Before I ever execute a trade, I make my system run the math on three distinct futures — the bull target, the base target, and the bear target. The bear scenario in particular — the exact price a stock drops to if the economy cools and growth completely stalls — gets calculated up front.
You have to know that bear price to survive the meat grinder. Putting money in without knowing your precise downside is like sticking your hand into the grinder with your eyes closed.
The Diamond Score: a BS detector
Take SanDisk. When we stood it in front of the bouncer, it failed the test to be a Fortress or a long-term hold.

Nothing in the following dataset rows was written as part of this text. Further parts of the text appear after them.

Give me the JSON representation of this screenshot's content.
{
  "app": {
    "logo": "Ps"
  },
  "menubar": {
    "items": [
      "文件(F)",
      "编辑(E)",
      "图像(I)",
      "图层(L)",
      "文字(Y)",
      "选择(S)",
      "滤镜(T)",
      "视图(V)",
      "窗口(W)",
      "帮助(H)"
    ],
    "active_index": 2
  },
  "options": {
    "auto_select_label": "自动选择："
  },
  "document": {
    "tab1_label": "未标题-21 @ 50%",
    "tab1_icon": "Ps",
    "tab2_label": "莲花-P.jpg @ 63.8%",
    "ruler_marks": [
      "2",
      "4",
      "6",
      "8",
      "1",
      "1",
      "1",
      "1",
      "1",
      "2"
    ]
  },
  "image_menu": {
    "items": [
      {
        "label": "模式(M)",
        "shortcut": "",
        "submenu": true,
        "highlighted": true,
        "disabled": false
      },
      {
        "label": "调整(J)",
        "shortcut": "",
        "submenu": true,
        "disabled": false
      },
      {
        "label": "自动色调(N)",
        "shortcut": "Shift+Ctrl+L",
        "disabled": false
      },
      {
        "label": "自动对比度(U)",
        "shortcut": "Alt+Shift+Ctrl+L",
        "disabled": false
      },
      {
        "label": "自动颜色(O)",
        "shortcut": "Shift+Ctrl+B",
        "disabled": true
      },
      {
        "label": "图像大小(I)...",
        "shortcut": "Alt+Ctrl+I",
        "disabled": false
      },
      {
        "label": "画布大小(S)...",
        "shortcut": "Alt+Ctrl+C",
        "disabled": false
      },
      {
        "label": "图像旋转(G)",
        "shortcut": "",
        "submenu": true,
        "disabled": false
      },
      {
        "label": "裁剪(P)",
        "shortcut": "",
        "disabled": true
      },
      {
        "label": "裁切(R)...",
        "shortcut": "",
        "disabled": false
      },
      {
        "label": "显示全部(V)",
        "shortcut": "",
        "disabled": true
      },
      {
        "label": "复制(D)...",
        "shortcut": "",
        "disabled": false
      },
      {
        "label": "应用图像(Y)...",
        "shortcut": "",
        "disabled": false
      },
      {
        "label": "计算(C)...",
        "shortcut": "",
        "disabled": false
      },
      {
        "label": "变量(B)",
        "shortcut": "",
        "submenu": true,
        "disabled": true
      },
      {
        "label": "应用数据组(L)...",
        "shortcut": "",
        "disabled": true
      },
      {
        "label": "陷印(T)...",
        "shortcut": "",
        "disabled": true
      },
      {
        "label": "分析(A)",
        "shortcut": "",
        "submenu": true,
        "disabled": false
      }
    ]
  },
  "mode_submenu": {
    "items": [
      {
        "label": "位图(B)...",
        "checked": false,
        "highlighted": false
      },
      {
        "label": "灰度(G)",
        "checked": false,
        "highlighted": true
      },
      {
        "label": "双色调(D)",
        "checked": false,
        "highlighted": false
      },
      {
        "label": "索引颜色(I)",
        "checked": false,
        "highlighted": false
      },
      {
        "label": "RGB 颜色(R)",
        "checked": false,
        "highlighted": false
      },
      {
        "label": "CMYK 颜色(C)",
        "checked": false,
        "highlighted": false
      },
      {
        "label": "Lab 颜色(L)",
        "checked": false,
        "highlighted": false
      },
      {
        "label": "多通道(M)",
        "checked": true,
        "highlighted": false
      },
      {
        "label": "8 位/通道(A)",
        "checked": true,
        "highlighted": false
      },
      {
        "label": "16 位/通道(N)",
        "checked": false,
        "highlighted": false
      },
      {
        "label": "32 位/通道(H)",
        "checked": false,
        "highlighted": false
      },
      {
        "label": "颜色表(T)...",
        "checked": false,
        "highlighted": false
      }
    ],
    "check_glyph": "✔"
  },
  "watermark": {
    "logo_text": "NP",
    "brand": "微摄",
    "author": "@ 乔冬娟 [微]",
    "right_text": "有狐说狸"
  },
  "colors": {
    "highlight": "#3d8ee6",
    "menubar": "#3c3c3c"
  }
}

So it went into the Tactical bucket — a stock you date, not one you marry.
But we don't decide that by guessing. We use a proprietary metric called the Diamond Score. I think of it as the ultimate BS detector. SanDisk's current Diamond Score is 17.85. Anything over a 5 is great, and 17.85 is exceptionally high.
The core never changes: the most important thing in investing is the thesis — the bullish logic itself. And the best way to play a bullish thesis is to just buy the damn stock.
One score, two weapons
The Diamond Score is powerful because the same number becomes a different weapon for two different kinds of investor.
| User | What the Diamond Score tells them | Execution |
|---|---|---|
| Stock buyer | The exact valuation floor | Step in to buy at a deep discount |
| Option seller | A basis for strike selection | Pick the strike using 0.15 delta as the north star |
For someone buying shares, the Diamond Score marks the floor where the stock is finally cheap enough to step in. For someone selling options, it lets them anchor on the 0.15 delta as their absolute north star for the strike.
On SanDisk, that exact tactical execution generated an annualized ROI of over 107%.
In the end, it's a data game
Here's the recap. First, buying hype and holding on for dear life does not work. Second, before you put a single dollar on the line, calculate your bull, base, and bear scenarios so you know your precise downside. Third, keeping a stock in the top tiers requires relentless forensic stress testing.
This isn't a game of guessing — it's a game of data. Running an institutional-grade playbook at this level takes a massive amount of time and discipline. If you have the time and the background to build your own engine, build it and protect your capital.
FAQ
Q: What Diamond Score counts as good? A: Anything over 5 is solid. The SanDisk example sits at 17.85, well above the line. But a high score isn't an automatic buy — you read it alongside the job that stock holds (Fortress, Tactical, and so on).
Q: Why use 0.15 delta as the strike basis? A: For an option seller, the 0.15 delta is a reference point that balances assignment probability against the premium collected. Combine it with the valuation floor the Diamond Score points to, and you can engineer ROI structures north of 100% annualized, as in the SanDisk case.
Q: Why emphasize the bear scenario so much? A: Calculating only the upside means betting blind on the downside. Knowing how far a stock falls when the economy cools lets you hold your position through a crash without panic-selling.